DASH's valuation is a tale of two multiples. Its trailing PE of 103.4x is extremely high and suggests overvaluation based on current earnings. However, the more relevant forward PE of 22.2x reflects expectations for massive earnings growth, with analyst EPS estimates averaging $13.56. Compared to the broader Communication Services sector, this forward multiple likely represents a premium, implying the market is paying for future growth. The stock is fairly valued to slightly overvalued relative to its near-term prospects; it is not cheap, but the valuation is justified only if the company delivers on its ambitious growth and margin targets in new business verticals.

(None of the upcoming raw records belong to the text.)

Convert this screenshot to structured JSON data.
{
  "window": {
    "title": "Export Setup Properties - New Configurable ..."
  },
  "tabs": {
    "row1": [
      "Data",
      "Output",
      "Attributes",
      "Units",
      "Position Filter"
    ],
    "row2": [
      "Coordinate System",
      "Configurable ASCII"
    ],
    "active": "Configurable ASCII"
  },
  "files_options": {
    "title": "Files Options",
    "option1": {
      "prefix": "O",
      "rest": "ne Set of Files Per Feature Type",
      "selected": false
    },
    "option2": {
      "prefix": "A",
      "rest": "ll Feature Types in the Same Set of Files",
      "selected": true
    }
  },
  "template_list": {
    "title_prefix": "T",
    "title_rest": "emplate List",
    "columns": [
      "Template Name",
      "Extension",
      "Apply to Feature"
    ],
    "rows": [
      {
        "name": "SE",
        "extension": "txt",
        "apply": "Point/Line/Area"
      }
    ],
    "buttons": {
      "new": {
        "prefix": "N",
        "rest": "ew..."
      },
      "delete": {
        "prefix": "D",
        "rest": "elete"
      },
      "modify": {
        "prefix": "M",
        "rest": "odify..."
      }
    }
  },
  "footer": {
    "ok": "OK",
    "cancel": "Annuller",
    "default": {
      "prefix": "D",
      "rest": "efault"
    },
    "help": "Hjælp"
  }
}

DASH presents a nuanced opportunity. For investors with a high-risk tolerance and a long-term horizon, the company's strong fundamentals—37.66% revenue growth, GAAP profitability, and a robust balance sheet—are compelling. However, at a forward PE of 22.2x, much of this success is already priced in, and the stock carries significant volatility (beta 1.81). It is a good buy for those who believe in the company's ability to profitably expand beyond food delivery and are willing to accept near-term price swings. A more conservative investor may want to wait for a pullback closer to $160 or for more concrete evidence of margin expansion in new verticals.

DASH is primarily suitable for a long-term investment horizon of 3-5 years. The company's thesis—transforming from a food delivery app to a profitable local commerce platform—will take multiple years to play out. Its high beta of 1.81 and lack of a dividend make it a poor choice for short-term trading or income-seeking investors. The volatility can lead to significant short-term drawdowns, as seen in the 47.97% max drawdown. Long-term investors can better weather this volatility while benefiting from the company's growth trajectory. A minimum holding period of 18-24 months is suggested to allow for the execution of its strategic expansion plans.